A significant contribution of this judgment is its careful consideration of language regarding modern developments in fertility methods and family structures. In tracing the jurisprudence on such issues, the court helpfully provides an overview of the common law usage of parental terminology ‘mother’ and ‘father’. For example, within the context of certain fertility methods, the law has begun to distinguish between ‘genetic’ mother and ‘carrying’ or ‘gestational’ mother.  The exposition of the statutory framework relating to assisted reproduction demonstrates that there is, at the least, a concerning lack of clarity in the terminology used therein (paras 19-26) and “there would seem to be a pressing need for Government and Parliament to address square-on the question of the status of a trans-male who has become pregnant and given birth to a child” (para 125).

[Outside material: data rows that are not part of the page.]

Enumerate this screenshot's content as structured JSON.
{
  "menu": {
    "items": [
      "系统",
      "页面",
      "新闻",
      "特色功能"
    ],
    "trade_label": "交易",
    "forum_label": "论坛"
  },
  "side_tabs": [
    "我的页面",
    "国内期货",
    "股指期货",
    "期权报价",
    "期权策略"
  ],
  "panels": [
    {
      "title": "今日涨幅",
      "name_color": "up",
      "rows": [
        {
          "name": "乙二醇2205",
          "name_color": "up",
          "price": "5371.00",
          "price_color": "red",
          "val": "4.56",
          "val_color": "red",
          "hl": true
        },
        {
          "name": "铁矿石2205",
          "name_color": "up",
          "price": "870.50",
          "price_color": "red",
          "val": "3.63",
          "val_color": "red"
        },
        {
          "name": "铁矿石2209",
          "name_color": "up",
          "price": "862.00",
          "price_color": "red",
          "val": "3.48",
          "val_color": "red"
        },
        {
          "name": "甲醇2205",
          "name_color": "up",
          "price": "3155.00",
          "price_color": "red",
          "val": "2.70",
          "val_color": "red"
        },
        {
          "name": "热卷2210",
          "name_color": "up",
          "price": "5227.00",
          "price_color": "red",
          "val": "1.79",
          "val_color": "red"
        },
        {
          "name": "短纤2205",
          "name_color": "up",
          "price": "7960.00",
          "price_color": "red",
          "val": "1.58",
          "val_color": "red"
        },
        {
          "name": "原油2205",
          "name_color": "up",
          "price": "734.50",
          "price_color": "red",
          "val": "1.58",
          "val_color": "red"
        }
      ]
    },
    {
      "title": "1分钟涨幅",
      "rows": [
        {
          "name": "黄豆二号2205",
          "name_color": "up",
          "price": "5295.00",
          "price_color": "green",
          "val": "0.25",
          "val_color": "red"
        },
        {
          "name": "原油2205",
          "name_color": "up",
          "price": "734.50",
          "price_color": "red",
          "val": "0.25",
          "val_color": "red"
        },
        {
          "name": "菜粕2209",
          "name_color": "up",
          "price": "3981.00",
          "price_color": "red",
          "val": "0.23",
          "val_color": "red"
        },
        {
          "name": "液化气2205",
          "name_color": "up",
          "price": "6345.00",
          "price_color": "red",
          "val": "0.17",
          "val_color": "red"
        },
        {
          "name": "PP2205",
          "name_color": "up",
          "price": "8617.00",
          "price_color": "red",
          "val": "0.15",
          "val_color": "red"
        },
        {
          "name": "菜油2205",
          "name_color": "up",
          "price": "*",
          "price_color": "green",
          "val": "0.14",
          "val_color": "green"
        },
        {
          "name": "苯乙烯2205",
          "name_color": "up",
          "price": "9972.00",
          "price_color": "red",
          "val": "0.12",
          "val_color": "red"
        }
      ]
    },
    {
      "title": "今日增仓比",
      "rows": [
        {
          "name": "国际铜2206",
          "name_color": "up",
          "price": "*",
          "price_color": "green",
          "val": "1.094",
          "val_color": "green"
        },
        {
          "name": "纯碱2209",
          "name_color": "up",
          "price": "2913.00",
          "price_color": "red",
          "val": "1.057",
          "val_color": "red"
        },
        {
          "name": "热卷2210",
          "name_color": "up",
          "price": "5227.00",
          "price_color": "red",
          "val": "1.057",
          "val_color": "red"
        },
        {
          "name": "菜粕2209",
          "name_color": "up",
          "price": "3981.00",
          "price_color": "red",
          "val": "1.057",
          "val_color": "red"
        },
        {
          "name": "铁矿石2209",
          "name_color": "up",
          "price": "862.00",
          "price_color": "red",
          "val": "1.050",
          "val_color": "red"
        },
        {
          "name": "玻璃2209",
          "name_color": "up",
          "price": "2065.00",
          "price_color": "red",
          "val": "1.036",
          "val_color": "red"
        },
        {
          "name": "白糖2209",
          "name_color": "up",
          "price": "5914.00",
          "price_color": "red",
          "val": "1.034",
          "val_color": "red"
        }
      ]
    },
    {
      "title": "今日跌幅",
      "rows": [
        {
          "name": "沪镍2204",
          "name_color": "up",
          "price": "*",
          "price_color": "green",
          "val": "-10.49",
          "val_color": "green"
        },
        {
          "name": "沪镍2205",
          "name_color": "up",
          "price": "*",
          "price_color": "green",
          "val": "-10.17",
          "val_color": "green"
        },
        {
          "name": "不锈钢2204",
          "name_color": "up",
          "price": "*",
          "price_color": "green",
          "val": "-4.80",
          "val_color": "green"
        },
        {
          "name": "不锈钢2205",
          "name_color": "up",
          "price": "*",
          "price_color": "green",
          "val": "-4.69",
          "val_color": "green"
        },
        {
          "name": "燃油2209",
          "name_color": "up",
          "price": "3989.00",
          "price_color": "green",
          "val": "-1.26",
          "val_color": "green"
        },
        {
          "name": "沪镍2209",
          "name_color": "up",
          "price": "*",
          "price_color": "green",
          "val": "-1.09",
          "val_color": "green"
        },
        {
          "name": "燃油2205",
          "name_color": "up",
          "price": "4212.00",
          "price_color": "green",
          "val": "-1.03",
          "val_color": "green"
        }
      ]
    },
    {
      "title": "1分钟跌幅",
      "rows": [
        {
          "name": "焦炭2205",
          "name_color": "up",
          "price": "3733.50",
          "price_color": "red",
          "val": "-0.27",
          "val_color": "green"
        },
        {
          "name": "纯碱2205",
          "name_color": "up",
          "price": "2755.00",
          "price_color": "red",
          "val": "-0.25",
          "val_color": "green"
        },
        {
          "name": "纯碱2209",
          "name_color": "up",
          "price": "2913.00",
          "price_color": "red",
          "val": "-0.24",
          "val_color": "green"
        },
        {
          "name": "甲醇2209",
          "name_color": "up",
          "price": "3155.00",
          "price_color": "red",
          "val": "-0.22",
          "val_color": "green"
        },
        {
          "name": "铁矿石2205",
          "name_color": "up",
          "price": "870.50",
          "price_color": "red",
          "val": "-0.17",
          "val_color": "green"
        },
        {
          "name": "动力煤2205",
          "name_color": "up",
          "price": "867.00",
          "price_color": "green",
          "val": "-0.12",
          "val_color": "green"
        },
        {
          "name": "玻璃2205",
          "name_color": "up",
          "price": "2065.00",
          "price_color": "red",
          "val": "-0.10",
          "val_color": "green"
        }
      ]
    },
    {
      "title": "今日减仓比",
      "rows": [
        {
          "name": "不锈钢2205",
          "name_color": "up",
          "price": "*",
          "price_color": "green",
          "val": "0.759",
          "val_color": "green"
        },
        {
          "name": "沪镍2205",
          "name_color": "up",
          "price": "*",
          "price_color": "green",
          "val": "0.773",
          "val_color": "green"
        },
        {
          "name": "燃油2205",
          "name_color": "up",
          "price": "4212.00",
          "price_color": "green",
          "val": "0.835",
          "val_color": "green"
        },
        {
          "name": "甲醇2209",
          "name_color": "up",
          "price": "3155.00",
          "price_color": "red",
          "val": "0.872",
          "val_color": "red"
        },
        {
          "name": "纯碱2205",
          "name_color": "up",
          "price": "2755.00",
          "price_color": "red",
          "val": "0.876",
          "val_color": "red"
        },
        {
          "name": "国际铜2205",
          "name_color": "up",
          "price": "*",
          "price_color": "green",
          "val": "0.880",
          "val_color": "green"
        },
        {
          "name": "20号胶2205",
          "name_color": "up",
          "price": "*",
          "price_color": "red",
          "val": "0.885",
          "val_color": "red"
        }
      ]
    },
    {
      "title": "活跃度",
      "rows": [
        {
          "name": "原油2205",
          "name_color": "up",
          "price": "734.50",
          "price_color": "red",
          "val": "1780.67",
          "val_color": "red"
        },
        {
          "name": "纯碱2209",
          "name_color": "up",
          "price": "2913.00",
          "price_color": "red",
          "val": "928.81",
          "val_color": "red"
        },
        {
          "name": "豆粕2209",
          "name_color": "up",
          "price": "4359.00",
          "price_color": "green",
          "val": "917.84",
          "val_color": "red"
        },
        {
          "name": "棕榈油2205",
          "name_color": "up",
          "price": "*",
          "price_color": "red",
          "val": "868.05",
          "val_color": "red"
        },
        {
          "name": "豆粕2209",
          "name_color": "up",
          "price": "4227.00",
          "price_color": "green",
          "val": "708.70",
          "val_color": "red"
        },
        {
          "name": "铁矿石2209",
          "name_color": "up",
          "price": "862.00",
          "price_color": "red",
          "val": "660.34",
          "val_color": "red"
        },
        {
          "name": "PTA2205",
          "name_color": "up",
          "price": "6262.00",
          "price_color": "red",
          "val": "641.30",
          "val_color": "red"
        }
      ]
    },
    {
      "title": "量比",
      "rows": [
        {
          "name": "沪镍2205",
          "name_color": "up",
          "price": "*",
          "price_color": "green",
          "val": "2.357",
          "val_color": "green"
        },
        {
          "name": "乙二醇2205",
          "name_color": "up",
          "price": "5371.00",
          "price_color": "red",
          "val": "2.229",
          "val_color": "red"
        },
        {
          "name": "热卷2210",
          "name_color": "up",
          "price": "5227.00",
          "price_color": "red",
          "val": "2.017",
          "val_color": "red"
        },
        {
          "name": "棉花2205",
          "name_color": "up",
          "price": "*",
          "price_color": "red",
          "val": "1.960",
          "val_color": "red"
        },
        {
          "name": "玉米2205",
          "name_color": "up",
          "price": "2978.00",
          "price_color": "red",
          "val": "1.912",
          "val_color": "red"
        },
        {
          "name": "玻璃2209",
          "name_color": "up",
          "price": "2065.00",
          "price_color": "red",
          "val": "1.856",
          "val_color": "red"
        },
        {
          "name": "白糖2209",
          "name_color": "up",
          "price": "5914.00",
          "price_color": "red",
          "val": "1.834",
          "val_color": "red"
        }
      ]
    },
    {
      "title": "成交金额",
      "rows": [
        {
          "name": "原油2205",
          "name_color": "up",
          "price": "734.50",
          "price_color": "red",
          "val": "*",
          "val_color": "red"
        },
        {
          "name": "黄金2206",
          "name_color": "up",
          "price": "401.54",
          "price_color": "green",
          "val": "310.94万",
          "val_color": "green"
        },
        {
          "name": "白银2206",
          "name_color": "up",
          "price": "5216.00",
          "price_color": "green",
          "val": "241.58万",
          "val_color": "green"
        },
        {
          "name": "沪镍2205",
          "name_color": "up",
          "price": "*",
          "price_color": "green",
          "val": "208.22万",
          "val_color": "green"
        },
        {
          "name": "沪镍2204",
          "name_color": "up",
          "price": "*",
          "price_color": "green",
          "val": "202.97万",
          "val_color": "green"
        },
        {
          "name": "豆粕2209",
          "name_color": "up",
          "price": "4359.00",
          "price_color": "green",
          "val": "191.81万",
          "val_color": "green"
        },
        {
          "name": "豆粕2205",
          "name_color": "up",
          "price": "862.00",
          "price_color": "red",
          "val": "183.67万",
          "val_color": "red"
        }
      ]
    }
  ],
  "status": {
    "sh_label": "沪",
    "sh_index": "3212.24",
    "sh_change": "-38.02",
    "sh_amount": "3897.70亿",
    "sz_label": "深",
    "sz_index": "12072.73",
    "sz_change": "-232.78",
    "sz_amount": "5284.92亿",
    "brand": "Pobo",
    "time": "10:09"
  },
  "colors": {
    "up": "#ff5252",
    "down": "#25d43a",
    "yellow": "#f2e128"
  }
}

In the present case, the claimant submitted that he was a ‘male parent’ and therefore the baby’s ‘father’ (para 63). The Government however did not agree that this was the correct term, arguing that “the person’s biological role in the process of conception, pregnancy, and birth” is what is reflected in the term mother. The court agreed with the Government’s reasoning and concluded at para 271 that “there is a material difference between a person’s gender and their status as a parent” and that the biological/gestational parental role is separate from the social/psychological/emotional role. It explained that, as a matter of law, the term ‘mother’ is free-standing and separate from consideration of legal gender, thus in law there can be male mothers and female fathers (para 251).  This is interesting language from a court, as although the terms ‘male mother’ and ‘female father’ have been used by journalists, and appear in at least one medical dictionary[1], as far as we are aware this is the first time these terms have been used judicially.[2]

While considering Mr McConnell’s Article 8 ECHR right to privacy and family life, the President acknowledged situations raised by the AIRE Centre in which the legal parentage reflected on a birth certificate might raise problems for a child or parent. These include the practical realities of travelling across different jurisdictions, or other instances in which the gender inconsistency on a full birth certificate may cause issues, eg applying for loans or benefits. However, the court held that the UK is within its margin of appreciation in its use of the domestic birth registration scheme and desire for a coherent and stable birth registration scheme.

Whilst the court did not specifically address the AIRE Centre’s submission that the procedural obligation in Article 3(1) UNCRC is breached because there is no evidence as to how the rights of children were considered or taken into account when devising and revising, following the GRA, the system for birth registration, overall the AIRE Centre is pleased that its intervention was helpful to the court and that the best interests of the child were considered with such prudence, and looks forward to seeing if and how the legislature addresses the legal and policy issues raised.

[1] Segen's Medical Dictionary. © 2012 Farlex, Inc. “male mother”: A transgendered person who was born a girl and underwent a sex-change operation to become a man but has retained the relevant female reproductive organs — who has conceived a child.